As previsões para a formação de um El Niño de forte intensidade no segundo semestre de 2026 acenderam o alerta entre produtores rurais de Goiás. Embora o fenômeno seja tradicionalmente associado a alterações no regime de chuvas em diferentes regiões do Brasil, especialistas indicam que, para o Centro-Oeste, um dos principais impactos esperados é a combinação entre temperaturas acima da média, períodos de baixa umidade e maior risco de incêndios.
Em Goiás, onde produtores iniciam o planejamento da safra de verão, o tema já faz parte das discussões no campo. Para o presidente do Sindicato Rural de Itapirapuã, Edgard Scatena Filho, a preocupação maior está relacionada ao calor previsto para os próximos meses. “Historicamente, o El Niño não traz grandes diferenças no volume de chuva para nossa região. O principal alerta dos estudiosos é o aumento das temperaturas. É isso que pode fazer diferença neste ano e exige atenção dos produtores”, afirma.
Segundo Edgard, o cenário exige planejamento antecipado para reduzir riscos nas propriedades rurais. “As altas temperaturas aumentam a preocupação com os incêndios e exigem que o produtor organize melhor as atividades. É importante acompanhar as previsões climáticas e adotar medidas preventivas para enfrentar esse período.”
Os boletins elaborados por instituições como INPE, INMET, ANA e CEMADEN confirmam que há alta probabilidade de permanência do El Niño até 2027. Para o Centro-Oeste, os órgãos projetam temperaturas acima da média, possibilidade de irregularidade nas chuvas durante a implantação das lavouras e condições favoráveis ao aumento dos focos de incêndio. O monitoramento também destaca que o calor pode afetar as pastagens e o desenvolvimento inicial da próxima safra.
O cenário exige atenção especialmente dos produtores de soja e milho, que se aproximam do início do plantio. A definição da janela de semeadura, o manejo da umidade do solo, o acompanhamento das previsões meteorológicas e as estratégias de prevenção ao fogo passam a ter peso ainda maior nas decisões da safra 2026/27.
Para Edgard Scatena Filho, o momento recomenda cautela, mas não justifica mudanças precipitadas no planejamento. “Os estudos não indicam uma alteração expressiva no padrão de chuvas para Goiás.

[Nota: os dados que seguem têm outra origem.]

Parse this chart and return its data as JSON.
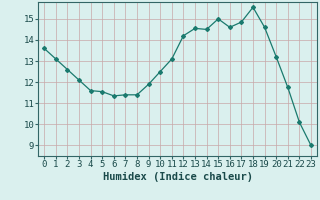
{
  "x": [
    0,
    1,
    2,
    3,
    4,
    5,
    6,
    7,
    8,
    9,
    10,
    11,
    12,
    13,
    14,
    15,
    16,
    17,
    18,
    19,
    20,
    21,
    22,
    23
  ],
  "y": [
    13.6,
    13.1,
    12.6,
    12.1,
    11.6,
    11.55,
    11.35,
    11.4,
    11.4,
    11.9,
    12.5,
    13.1,
    14.2,
    14.55,
    14.5,
    15.0,
    14.6,
    14.85,
    15.55,
    14.6,
    13.2,
    11.75,
    10.1,
    9.0
  ],
  "line_color": "#1a7a6e",
  "marker": "D",
  "marker_size": 2,
  "bg_color": "#daf0ee",
  "grid_color": "#c8a8a8",
  "xlabel": "Humidex (Indice chaleur)",
  "xlim": [
    -0.5,
    23.5
  ],
  "ylim": [
    8.5,
    15.8
  ],
  "yticks": [
    9,
    10,
    11,
    12,
    13,
    14,
    15
  ],
  "xticks": [
    0,
    1,
    2,
    3,
    4,
    5,
    6,
    7,
    8,
    9,
    10,
    11,
    12,
    13,
    14,
    15,
    16,
    17,
    18,
    19,
    20,
    21,
    22,
    23
  ],
  "xlabel_fontsize": 7.5,
  "tick_fontsize": 6.5,
  "spine_color": "#336666",
  "axis_border_color": "#336666"
}
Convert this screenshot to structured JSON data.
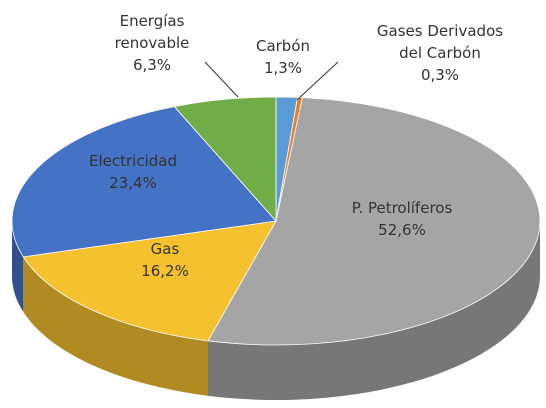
{
  "chart_data": {
    "type": "pie3d",
    "categories": [
      "Carbón",
      "Gases Derivados del Carbón",
      "P. Petrolíferos",
      "Gas",
      "Electricidad",
      "Energías renovable"
    ],
    "values": [
      1.3,
      0.3,
      52.6,
      16.2,
      23.4,
      6.3
    ],
    "value_labels": [
      "1,3%",
      "0,3%",
      "52,6%",
      "16,2%",
      "23,4%",
      "6,3%"
    ],
    "colors": [
      "#5b9bd5",
      "#ed7d31",
      "#a5a5a5",
      "#f6c12e",
      "#4472c4",
      "#70ad47"
    ]
  }
}
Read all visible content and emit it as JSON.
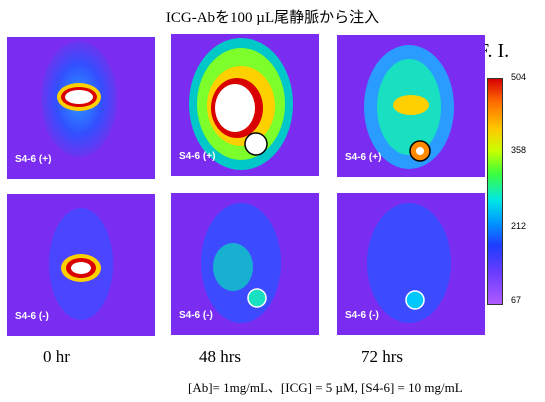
{
  "title": "ICG-Abを100 µL尾静脈から注入",
  "fi_label": "F. I.",
  "colorbar": {
    "ticks": [
      "504",
      "358",
      "212",
      "67"
    ]
  },
  "panels": [
    {
      "label": "S4-6 (+)"
    },
    {
      "label": "S4-6 (+)"
    },
    {
      "label": "S4-6 (+)"
    },
    {
      "label": "S4-6 (-)"
    },
    {
      "label": "S4-6 (-)"
    },
    {
      "label": "S4-6 (-)"
    }
  ],
  "time_labels": [
    "0 hr",
    "48 hrs",
    "72 hrs"
  ],
  "footer": "[Ab]= 1mg/mL、[ICG] = 5 µM, [S4-6] = 10 mg/mL",
  "colors": {
    "background": "#7a2cf0",
    "mouse": "#3c4bff",
    "hot": "#ffffff"
  }
}
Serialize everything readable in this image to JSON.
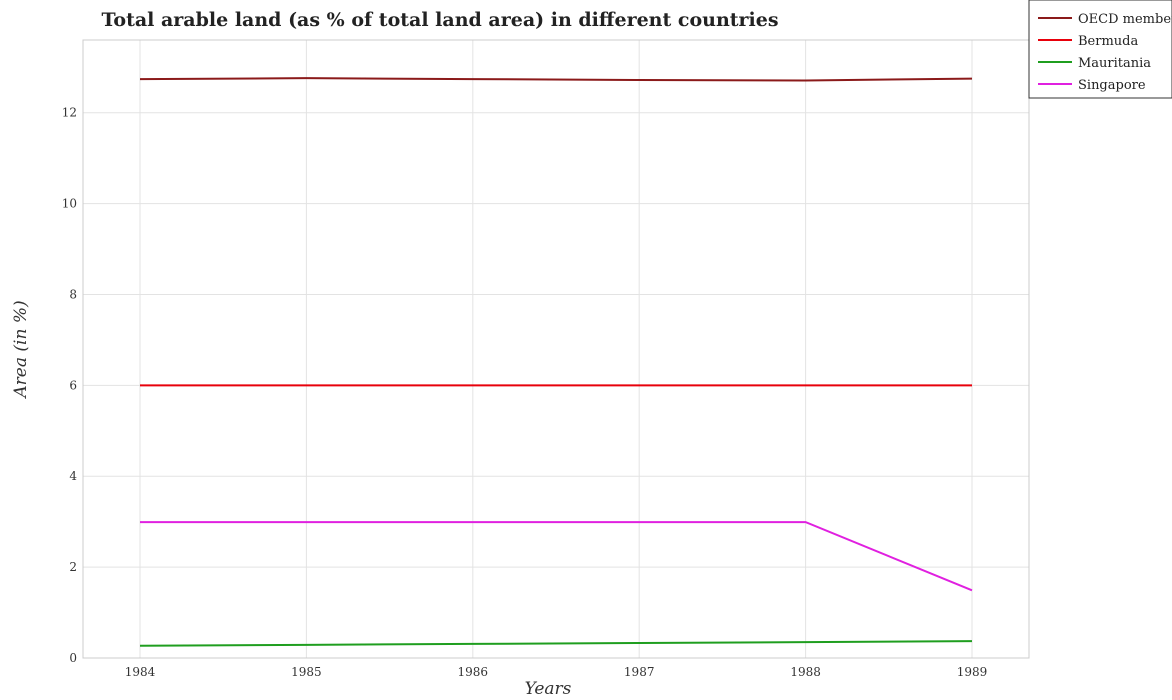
{
  "chart_data": {
    "type": "line",
    "title": "Total arable land (as % of total land area) in different countries",
    "xlabel": "Years",
    "ylabel": "Area (in %)",
    "categories": [
      "1984",
      "1985",
      "1986",
      "1987",
      "1988",
      "1989"
    ],
    "ylim": [
      0,
      13.6
    ],
    "yticks": [
      0,
      2,
      4,
      6,
      8,
      10,
      12
    ],
    "grid": true,
    "legend_position": "top-right",
    "series": [
      {
        "name": "OECD members",
        "color": "#8b1a1a",
        "values": [
          12.74,
          12.76,
          12.74,
          12.72,
          12.71,
          12.75
        ]
      },
      {
        "name": "Bermuda",
        "color": "#e8000b",
        "values": [
          6.0,
          6.0,
          6.0,
          6.0,
          6.0,
          6.0
        ]
      },
      {
        "name": "Mauritania",
        "color": "#1f9e1f",
        "values": [
          0.27,
          0.29,
          0.31,
          0.33,
          0.35,
          0.37
        ]
      },
      {
        "name": "Singapore",
        "color": "#e020e0",
        "values": [
          2.99,
          2.99,
          2.99,
          2.99,
          2.99,
          1.49
        ]
      }
    ]
  }
}
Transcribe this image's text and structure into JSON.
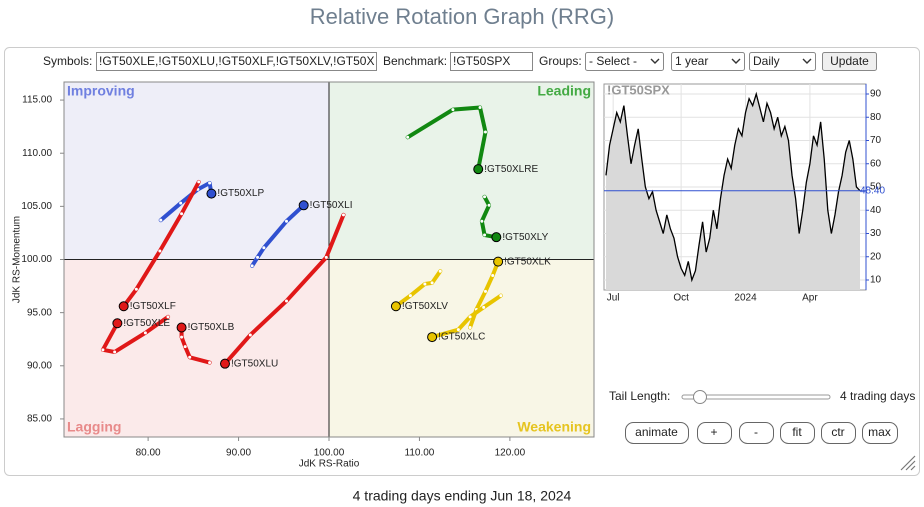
{
  "header": {
    "title": "Relative Rotation Graph (RRG)"
  },
  "controls": {
    "symbols_label": "Symbols:",
    "symbols": "!GT50XLE,!GT50XLU,!GT50XLF,!GT50XLV,!GT50X",
    "benchmark_label": "Benchmark:",
    "benchmark": "!GT50SPX",
    "groups_label": "Groups:",
    "groups": "- Select -",
    "period": "1 year",
    "frequency": "Daily",
    "update": "Update"
  },
  "chart_data": [
    {
      "type": "rrg",
      "xlabel": "JdK RS-Ratio",
      "ylabel": "JdK RS-Momentum",
      "quadrants": [
        "Improving",
        "Leading",
        "Lagging",
        "Weakening"
      ],
      "crosshair": {
        "x": 100,
        "y": 100
      },
      "xlim": [
        70.7,
        129.3
      ],
      "ylim": [
        83.3,
        116.7
      ],
      "xticks": [
        {
          "value": 80,
          "label": "80.00"
        },
        {
          "value": 90,
          "label": "90.00"
        },
        {
          "value": 100,
          "label": "100.00"
        },
        {
          "value": 110,
          "label": "110.00"
        },
        {
          "value": 120,
          "label": "120.00"
        }
      ],
      "yticks": [
        {
          "value": 85,
          "label": "85.00"
        },
        {
          "value": 90,
          "label": "90.00"
        },
        {
          "value": 95,
          "label": "95.00"
        },
        {
          "value": 100,
          "label": "100.00"
        },
        {
          "value": 105,
          "label": "105.00"
        },
        {
          "value": 110,
          "label": "110.00"
        },
        {
          "value": 115,
          "label": "115.00"
        }
      ],
      "series": [
        {
          "name": "!GT50XLP",
          "color": "#3050d0",
          "x": [
            81.4,
            83.6,
            85.5,
            86.8,
            87.0
          ],
          "values": [
            103.7,
            105.3,
            106.6,
            107.2,
            106.2
          ]
        },
        {
          "name": "!GT50XLI",
          "color": "#3050d0",
          "x": [
            91.5,
            92.1,
            92.8,
            95.3,
            97.2
          ],
          "values": [
            99.4,
            100.2,
            101.1,
            103.6,
            105.1
          ]
        },
        {
          "name": "!GT50XLRE",
          "color": "#118811",
          "x": [
            108.7,
            113.7,
            116.7,
            117.3,
            116.5
          ],
          "values": [
            111.5,
            114.1,
            114.3,
            112.0,
            108.5
          ]
        },
        {
          "name": "!GT50XLY",
          "color": "#118811",
          "x": [
            117.2,
            117.7,
            116.9,
            117.2,
            118.5
          ],
          "values": [
            105.9,
            105.1,
            103.6,
            102.3,
            102.1
          ]
        },
        {
          "name": "!GT50XLK",
          "color": "#e8c400",
          "x": [
            115.6,
            116.3,
            117.3,
            118.1,
            118.7
          ],
          "values": [
            93.6,
            95.3,
            97.0,
            98.5,
            99.8
          ]
        },
        {
          "name": "!GT50XLV",
          "color": "#e8c400",
          "x": [
            112.3,
            111.4,
            110.6,
            109.0,
            107.4
          ],
          "values": [
            98.9,
            97.8,
            97.7,
            96.6,
            95.6
          ]
        },
        {
          "name": "!GT50XLC",
          "color": "#e8c400",
          "x": [
            119.0,
            117.1,
            115.6,
            114.3,
            111.4
          ],
          "values": [
            96.6,
            95.5,
            94.6,
            93.4,
            92.7
          ]
        },
        {
          "name": "!GT50XLF",
          "color": "#e01818",
          "x": [
            85.6,
            83.7,
            81.3,
            78.7,
            77.3
          ],
          "values": [
            107.3,
            104.3,
            100.8,
            97.2,
            95.6
          ]
        },
        {
          "name": "!GT50XLE",
          "color": "#e01818",
          "x": [
            82.2,
            79.7,
            76.3,
            75.0,
            76.6
          ],
          "values": [
            94.6,
            93.1,
            91.3,
            91.5,
            94.0
          ]
        },
        {
          "name": "!GT50XLB",
          "color": "#e01818",
          "x": [
            86.8,
            84.6,
            84.1,
            83.7,
            83.7
          ],
          "values": [
            90.3,
            90.8,
            91.8,
            92.7,
            93.6
          ]
        },
        {
          "name": "!GT50XLU",
          "color": "#e01818",
          "x": [
            101.6,
            99.7,
            95.3,
            91.3,
            88.5
          ],
          "values": [
            104.2,
            100.2,
            96.1,
            92.9,
            90.2
          ]
        }
      ]
    },
    {
      "type": "line",
      "title": "!GT50SPX",
      "color": "#000000",
      "values": [
        55,
        68,
        75,
        82,
        78,
        85,
        72,
        60,
        68,
        75,
        62,
        50,
        45,
        48,
        40,
        35,
        30,
        38,
        32,
        28,
        20,
        15,
        12,
        18,
        10,
        14,
        25,
        35,
        22,
        28,
        40,
        32,
        45,
        55,
        62,
        58,
        68,
        75,
        72,
        82,
        88,
        85,
        90,
        84,
        78,
        86,
        82,
        75,
        80,
        72,
        76,
        70,
        55,
        45,
        30,
        40,
        52,
        60,
        72,
        68,
        78,
        62,
        40,
        30,
        38,
        48,
        55,
        65,
        70,
        62,
        50,
        48.4
      ],
      "last": {
        "value": 48.4,
        "label": "48.40"
      },
      "ylim": [
        5.7,
        94.3
      ],
      "yticks": [
        10,
        20,
        30,
        40,
        50,
        60,
        70,
        80,
        90
      ],
      "xticks": [
        {
          "value": 2,
          "label": "Jul"
        },
        {
          "value": 21,
          "label": "Oct"
        },
        {
          "value": 39,
          "label": "2024"
        },
        {
          "value": 57,
          "label": "Apr"
        }
      ]
    }
  ],
  "tail": {
    "label": "Tail Length:",
    "value": "4 trading days"
  },
  "buttons": [
    "animate",
    "+",
    "-",
    "fit",
    "ctr",
    "max"
  ],
  "footer": "4 trading days ending Jun 18, 2024"
}
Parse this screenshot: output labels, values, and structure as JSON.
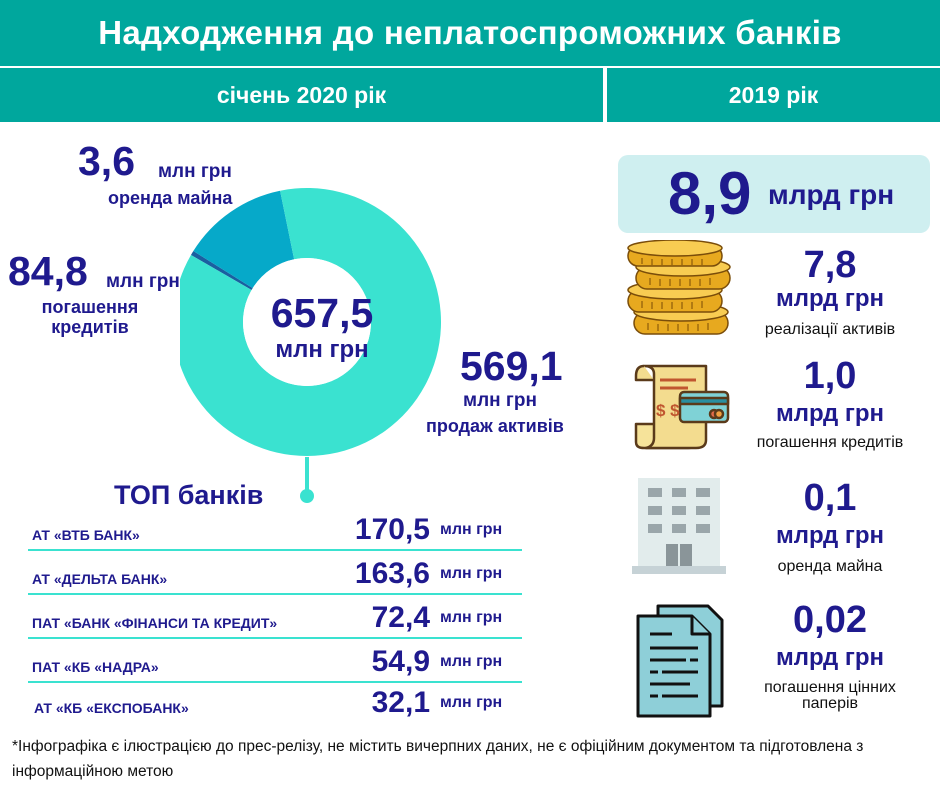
{
  "header": {
    "title": "Надходження до неплатоспроможних банків"
  },
  "columns": {
    "left": "січень 2020 рік",
    "right": "2019 рік"
  },
  "donut": {
    "total_value": "657,5",
    "total_unit": "млн грн",
    "segments": [
      {
        "value_text": "3,6",
        "unit": "млн грн",
        "label": "оренда майна",
        "color": "#1a5fa0"
      },
      {
        "value_text": "84,8",
        "unit": "млн грн",
        "label_lines": [
          "погашення",
          "кредитів"
        ],
        "color": "#06a9c9"
      },
      {
        "value_text": "569,1",
        "unit": "млн грн",
        "label": "продаж активів",
        "color": "#3ae2d0"
      }
    ]
  },
  "chart_data": [
    {
      "type": "pie",
      "categories": [
        "оренда майна",
        "погашення кредитів",
        "продаж активів"
      ],
      "values": [
        3.6,
        84.8,
        569.1
      ],
      "unit": "млн грн",
      "total": 657.5
    },
    {
      "type": "table",
      "title": "ТОП банків",
      "categories": [
        "АТ «ВТБ БАНК»",
        "АТ «ДЕЛЬТА БАНК»",
        "ПАТ «БАНК «ФІНАНСИ ТА КРЕДИТ»",
        "ПАТ «КБ «НАДРА»",
        "АТ «КБ «ЕКСПОБАНК»"
      ],
      "values": [
        170.5,
        163.6,
        72.4,
        54.9,
        32.1
      ],
      "unit": "млн грн"
    },
    {
      "type": "table",
      "categories": [
        "реалізації активів",
        "погашення кредитів",
        "оренда майна",
        "погашення цінних паперів"
      ],
      "values": [
        7.8,
        1.0,
        0.1,
        0.02
      ],
      "unit": "млрд грн",
      "total": 8.9
    }
  ],
  "top_banks": {
    "title": "ТОП банків",
    "rows": [
      {
        "name": "АТ «ВТБ БАНК»",
        "value": "170,5",
        "unit": "млн грн"
      },
      {
        "name": "АТ «ДЕЛЬТА БАНК»",
        "value": "163,6",
        "unit": "млн грн"
      },
      {
        "name": "ПАТ «БАНК «ФІНАНСИ ТА КРЕДИТ»",
        "value": "72,4",
        "unit": "млн грн"
      },
      {
        "name": "ПАТ «КБ «НАДРА»",
        "value": "54,9",
        "unit": "млн грн"
      },
      {
        "name": "АТ «КБ «ЕКСПОБАНК»",
        "value": "32,1",
        "unit": "млн грн"
      }
    ]
  },
  "year2019": {
    "total_value": "8,9",
    "total_unit": "млрд грн",
    "items": [
      {
        "value": "7,8",
        "unit": "млрд грн",
        "label": "реалізації активів",
        "icon": "coins-icon"
      },
      {
        "value": "1,0",
        "unit": "млрд грн",
        "label": "погашення кредитів",
        "icon": "receipt-card-icon"
      },
      {
        "value": "0,1",
        "unit": "млрд грн",
        "label": "оренда майна",
        "icon": "building-icon"
      },
      {
        "value": "0,02",
        "unit": "млрд грн",
        "label_lines": [
          "погашення цінних",
          "паперів"
        ],
        "icon": "documents-icon"
      }
    ]
  },
  "footnote": "*Інфографіка є ілюстрацією до прес-релізу, не містить вичерпних даних, не є офіційним документом та підготовлена з інформаційною метою"
}
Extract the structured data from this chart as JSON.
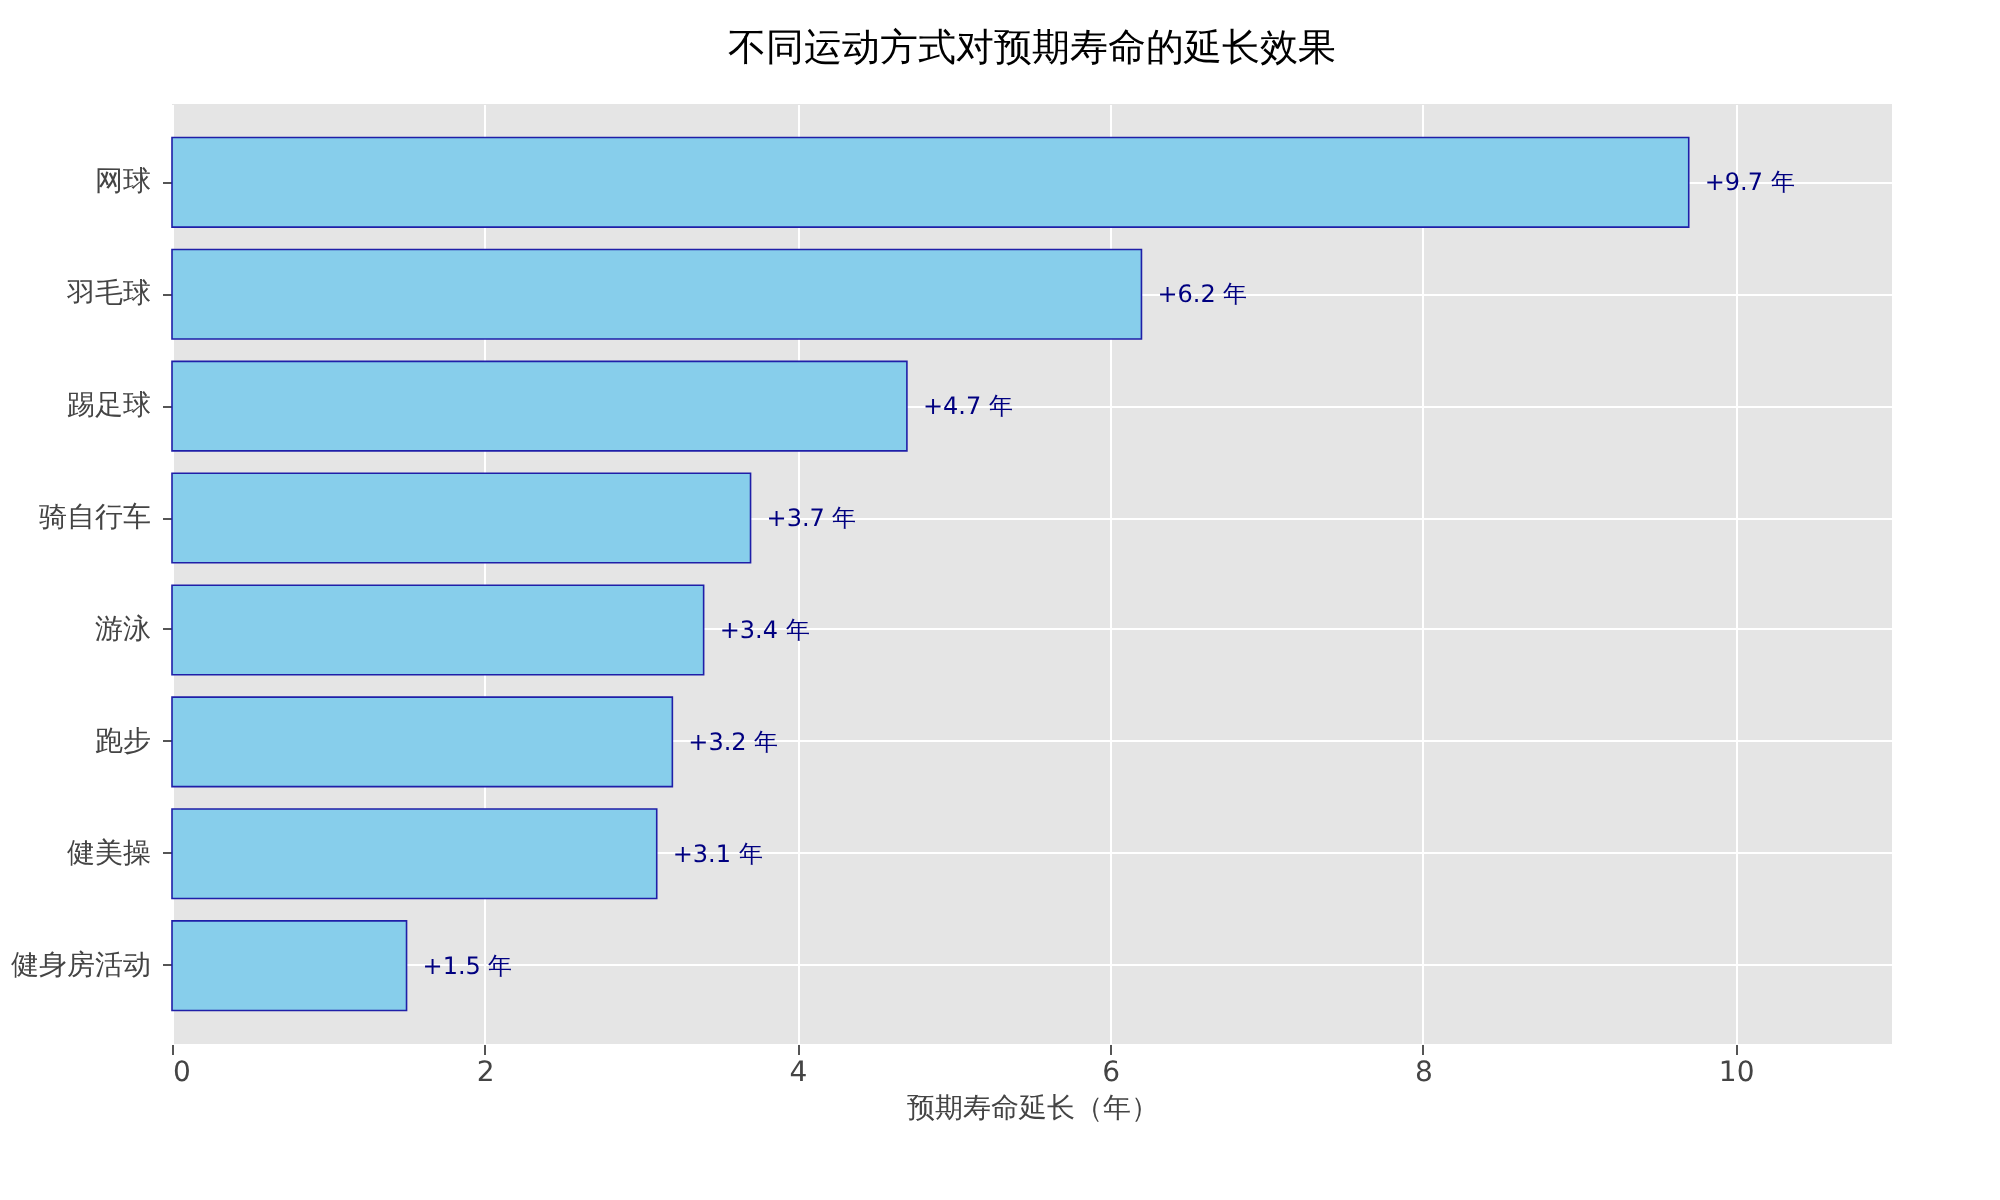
{
  "chart_data": {
    "type": "bar",
    "orientation": "horizontal",
    "title": "不同运动方式对预期寿命的延长效果",
    "xlabel": "预期寿命延长（年）",
    "categories": [
      "网球",
      "羽毛球",
      "踢足球",
      "骑自行车",
      "游泳",
      "跑步",
      "健美操",
      "健身房活动"
    ],
    "values": [
      9.7,
      6.2,
      4.7,
      3.7,
      3.4,
      3.2,
      3.1,
      1.5
    ],
    "value_labels": [
      "+9.7 年",
      "+6.2 年",
      "+4.7 年",
      "+3.7 年",
      "+3.4 年",
      "+3.2 年",
      "+3.1 年",
      "+1.5 年"
    ],
    "color": "#87ceeb",
    "xlim": [
      0,
      11
    ],
    "xticks": [
      0,
      2,
      4,
      6,
      8,
      10
    ],
    "grid": true
  }
}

O alerta principal está nas temperaturas elevadas. Por isso, o produtor precisa acompanhar as informações técnicas e tomar decisões com base nas atualizações dos órgãos de meteorologia.”
Além das lavouras, a elevação das temperaturas também preocupa a pecuária. Ondas de calor podem reduzir a qualidade das pastagens, aumentar o estresse térmico dos animais e elevar a demanda por água nas propriedades. Em paralelo, a vegetação mais seca favorece a propagação de incêndios, aumentando os riscos ambientais e econômicos durante o período de estiagem.
A expectativa é que os próximos boletins climáticos tragam ajustes nas previsões conforme o fenômeno evolui. Até lá, entidades do setor recomendam que os produtores acompanhem as atualizações dos institutos oficiais e utilizem essas informações para definir o planejamento da próxima safra.